Even if students were not hostile to the US Government, were they careful to respect national security and OPSEC rules for their home and cell phone networks? Did they use illegal drugs or were they alcoholic? In this instance, the foreign student accessing Argonne labs via Howard University's interface did use illegal drugs and did have a reputation of being often drunk or under other influence. Was seen urinating on the lawns next to the Air BnB. Was allegedly open to letting 'anyone' onto his Howard: DOE access point. Was allegedly having money issues and was too poor to afford his own laptop, and so 'borrowed' Chinese mainland-made laptops of his Air BnB host, to use for his Howard: Argonne work.
It was and still is illegal to access any US Government network, with Chinese-made computing equipment. His work was unquestionably illegal, as a non-US citizen using Chinese computers: he was uploading scripts onto the DOE network, executing them to scrape data from DOE Covid servers, and downloading the resulting data. Did he share the data with anyone outside of Howard? Or sell any of it? Why did his Air BnB hosts have over 30 Chinese mainland computing devices in their basement, where they ran Bit Coin and crypto operations?

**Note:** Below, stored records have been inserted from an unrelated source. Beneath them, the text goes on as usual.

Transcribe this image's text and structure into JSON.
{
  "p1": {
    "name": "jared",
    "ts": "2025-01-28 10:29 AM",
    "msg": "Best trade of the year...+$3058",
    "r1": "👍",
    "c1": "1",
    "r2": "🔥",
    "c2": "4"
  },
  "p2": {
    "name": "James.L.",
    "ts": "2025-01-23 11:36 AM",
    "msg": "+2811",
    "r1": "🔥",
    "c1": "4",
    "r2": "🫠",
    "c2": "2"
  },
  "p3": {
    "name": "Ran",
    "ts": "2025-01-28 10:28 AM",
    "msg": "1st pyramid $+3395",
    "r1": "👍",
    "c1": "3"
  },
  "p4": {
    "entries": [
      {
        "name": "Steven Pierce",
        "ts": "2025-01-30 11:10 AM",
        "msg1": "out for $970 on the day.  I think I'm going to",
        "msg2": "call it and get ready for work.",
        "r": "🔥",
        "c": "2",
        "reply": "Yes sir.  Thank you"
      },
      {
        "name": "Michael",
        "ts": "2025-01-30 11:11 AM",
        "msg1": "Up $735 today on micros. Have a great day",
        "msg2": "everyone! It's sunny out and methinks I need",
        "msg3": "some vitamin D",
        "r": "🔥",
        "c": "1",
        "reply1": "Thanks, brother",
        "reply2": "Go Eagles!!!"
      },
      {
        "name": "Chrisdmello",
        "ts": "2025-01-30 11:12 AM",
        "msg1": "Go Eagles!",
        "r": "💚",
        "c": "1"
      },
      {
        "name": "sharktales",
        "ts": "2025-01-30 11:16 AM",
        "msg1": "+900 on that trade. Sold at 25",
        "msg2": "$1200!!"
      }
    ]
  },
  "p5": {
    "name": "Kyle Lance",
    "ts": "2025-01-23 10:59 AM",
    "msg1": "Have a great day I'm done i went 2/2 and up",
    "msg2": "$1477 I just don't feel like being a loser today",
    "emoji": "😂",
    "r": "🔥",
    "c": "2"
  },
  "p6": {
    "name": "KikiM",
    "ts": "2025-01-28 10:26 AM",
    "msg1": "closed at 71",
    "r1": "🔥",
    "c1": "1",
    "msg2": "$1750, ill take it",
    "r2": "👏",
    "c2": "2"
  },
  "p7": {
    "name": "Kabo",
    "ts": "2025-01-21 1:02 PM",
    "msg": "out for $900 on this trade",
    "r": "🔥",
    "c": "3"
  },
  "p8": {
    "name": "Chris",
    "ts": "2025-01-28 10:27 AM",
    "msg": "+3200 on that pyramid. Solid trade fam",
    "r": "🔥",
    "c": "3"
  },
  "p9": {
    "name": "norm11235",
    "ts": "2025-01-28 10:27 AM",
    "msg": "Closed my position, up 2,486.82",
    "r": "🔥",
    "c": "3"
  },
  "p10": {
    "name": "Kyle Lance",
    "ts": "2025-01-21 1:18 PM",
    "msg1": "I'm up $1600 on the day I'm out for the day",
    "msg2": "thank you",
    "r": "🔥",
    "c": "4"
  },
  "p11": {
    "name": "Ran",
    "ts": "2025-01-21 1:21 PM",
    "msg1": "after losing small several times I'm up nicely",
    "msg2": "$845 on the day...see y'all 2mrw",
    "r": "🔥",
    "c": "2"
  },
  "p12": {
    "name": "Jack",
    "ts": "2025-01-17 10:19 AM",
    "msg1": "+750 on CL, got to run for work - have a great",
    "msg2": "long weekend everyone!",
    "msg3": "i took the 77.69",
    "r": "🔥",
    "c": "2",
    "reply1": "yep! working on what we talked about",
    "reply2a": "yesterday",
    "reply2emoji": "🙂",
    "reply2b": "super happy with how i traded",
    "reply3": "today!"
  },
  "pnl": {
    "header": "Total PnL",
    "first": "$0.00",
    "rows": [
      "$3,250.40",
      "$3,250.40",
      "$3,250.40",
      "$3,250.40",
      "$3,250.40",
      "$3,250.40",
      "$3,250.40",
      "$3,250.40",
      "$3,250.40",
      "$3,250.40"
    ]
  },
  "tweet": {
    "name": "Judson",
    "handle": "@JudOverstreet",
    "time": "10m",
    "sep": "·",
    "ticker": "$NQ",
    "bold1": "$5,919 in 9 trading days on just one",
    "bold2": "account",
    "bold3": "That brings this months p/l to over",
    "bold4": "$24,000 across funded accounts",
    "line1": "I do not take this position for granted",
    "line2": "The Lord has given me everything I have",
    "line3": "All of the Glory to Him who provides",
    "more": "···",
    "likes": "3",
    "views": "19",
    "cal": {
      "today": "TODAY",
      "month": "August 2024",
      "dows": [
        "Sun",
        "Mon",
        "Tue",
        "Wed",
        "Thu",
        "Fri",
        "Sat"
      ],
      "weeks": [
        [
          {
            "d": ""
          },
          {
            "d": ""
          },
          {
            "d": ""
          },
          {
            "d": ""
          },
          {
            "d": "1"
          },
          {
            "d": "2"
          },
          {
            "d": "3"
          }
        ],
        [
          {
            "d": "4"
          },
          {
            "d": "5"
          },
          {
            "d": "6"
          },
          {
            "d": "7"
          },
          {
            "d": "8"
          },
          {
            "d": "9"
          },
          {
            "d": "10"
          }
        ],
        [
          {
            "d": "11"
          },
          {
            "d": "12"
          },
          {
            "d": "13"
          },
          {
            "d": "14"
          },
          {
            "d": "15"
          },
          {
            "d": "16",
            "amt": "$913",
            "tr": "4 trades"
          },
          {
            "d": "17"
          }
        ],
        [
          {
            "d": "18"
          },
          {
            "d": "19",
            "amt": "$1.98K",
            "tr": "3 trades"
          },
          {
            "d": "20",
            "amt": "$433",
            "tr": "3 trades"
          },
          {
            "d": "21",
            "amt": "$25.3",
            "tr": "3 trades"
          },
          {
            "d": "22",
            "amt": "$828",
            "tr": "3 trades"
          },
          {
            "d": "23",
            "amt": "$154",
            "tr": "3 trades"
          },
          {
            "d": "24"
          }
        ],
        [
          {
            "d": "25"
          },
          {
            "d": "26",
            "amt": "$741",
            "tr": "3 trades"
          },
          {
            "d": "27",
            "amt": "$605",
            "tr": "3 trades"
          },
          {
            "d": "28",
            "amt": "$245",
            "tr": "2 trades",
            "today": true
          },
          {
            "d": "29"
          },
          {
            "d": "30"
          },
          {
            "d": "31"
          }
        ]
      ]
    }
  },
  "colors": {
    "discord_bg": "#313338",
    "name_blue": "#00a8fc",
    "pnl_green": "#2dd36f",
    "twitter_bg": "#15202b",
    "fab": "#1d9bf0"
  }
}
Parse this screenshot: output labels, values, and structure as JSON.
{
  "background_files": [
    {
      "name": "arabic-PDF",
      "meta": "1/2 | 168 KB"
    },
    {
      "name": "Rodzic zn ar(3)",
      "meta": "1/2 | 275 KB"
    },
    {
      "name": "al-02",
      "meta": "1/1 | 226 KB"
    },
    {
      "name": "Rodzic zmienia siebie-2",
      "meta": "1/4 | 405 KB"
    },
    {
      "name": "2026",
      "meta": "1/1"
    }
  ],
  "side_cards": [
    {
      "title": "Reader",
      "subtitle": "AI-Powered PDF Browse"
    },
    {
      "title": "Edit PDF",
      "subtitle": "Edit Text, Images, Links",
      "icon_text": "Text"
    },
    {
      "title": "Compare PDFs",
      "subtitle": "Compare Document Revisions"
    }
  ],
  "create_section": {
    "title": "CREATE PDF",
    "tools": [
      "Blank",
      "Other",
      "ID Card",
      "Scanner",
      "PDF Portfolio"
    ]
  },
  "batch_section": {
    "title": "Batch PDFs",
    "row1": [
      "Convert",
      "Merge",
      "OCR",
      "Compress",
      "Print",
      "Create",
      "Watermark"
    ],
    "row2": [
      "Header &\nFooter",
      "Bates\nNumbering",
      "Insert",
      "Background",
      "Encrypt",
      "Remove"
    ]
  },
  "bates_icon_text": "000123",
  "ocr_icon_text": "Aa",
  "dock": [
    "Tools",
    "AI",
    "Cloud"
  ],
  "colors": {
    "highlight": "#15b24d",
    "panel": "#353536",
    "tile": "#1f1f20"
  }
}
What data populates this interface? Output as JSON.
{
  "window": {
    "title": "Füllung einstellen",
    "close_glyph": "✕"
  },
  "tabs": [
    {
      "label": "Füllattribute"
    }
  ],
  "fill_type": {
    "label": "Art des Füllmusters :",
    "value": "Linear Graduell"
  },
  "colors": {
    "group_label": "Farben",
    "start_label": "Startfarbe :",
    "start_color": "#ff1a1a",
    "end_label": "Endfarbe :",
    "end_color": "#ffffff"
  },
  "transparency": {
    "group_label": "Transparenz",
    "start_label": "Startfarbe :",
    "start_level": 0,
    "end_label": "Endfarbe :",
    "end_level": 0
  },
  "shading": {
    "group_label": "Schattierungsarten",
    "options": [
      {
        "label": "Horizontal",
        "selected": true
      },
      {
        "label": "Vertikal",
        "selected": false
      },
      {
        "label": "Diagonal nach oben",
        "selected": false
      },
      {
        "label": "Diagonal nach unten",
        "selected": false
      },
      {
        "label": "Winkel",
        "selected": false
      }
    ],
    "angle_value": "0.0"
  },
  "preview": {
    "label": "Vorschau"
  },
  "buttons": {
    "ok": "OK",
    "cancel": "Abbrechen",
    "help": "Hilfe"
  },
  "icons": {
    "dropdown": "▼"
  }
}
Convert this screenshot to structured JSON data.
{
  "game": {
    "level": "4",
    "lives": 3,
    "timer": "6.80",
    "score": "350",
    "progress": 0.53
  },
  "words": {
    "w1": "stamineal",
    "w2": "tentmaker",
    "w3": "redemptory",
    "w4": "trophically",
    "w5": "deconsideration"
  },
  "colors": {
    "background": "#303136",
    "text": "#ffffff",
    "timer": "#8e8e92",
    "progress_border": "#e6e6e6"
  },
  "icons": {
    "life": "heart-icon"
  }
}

And this nightmare of illegal access got even worse: as it appeared to move into a deliberate cyber intrusion scenario, linked to a mainland China Space & Satellite firm in Maryland. Carelessness is very dangerous and academic institutions not trained in, or mindful of US national cyber security protocol and hygiene, risk doing serious damage to all of us. Americans died, as in other nations, from Covid. Thr last nation who needed access to classified US Covid data, was China.
If meaningful medical dialogue for treatment and cure was the intent - China would have approached the US openly through diplomatic channels. Opening a back door into Argonne Covid R&D and Chinese supply chain intelligence, was not indicative of peaceful sharing of Covid research. But it was in keeping with Chinese espionage practices for years.
If any US contractor or federal government employee were to show up on a network scan with such devices, they would be fired or suspended, and quite possibly charged with espionage. US DOJ made several such arrests during the pandemic, including a US citizen contractor from Virginia, just across the river from Howard and Argonne's DC location. Chinese cyber and device intrusion is a large problem in the DC metro area due to the high numbers of South American immigrants, and Chinese and Russian aid to that region, often winning the loyalty of those citizens, who then immigrate into the US, with their Chinese devices and loyalty.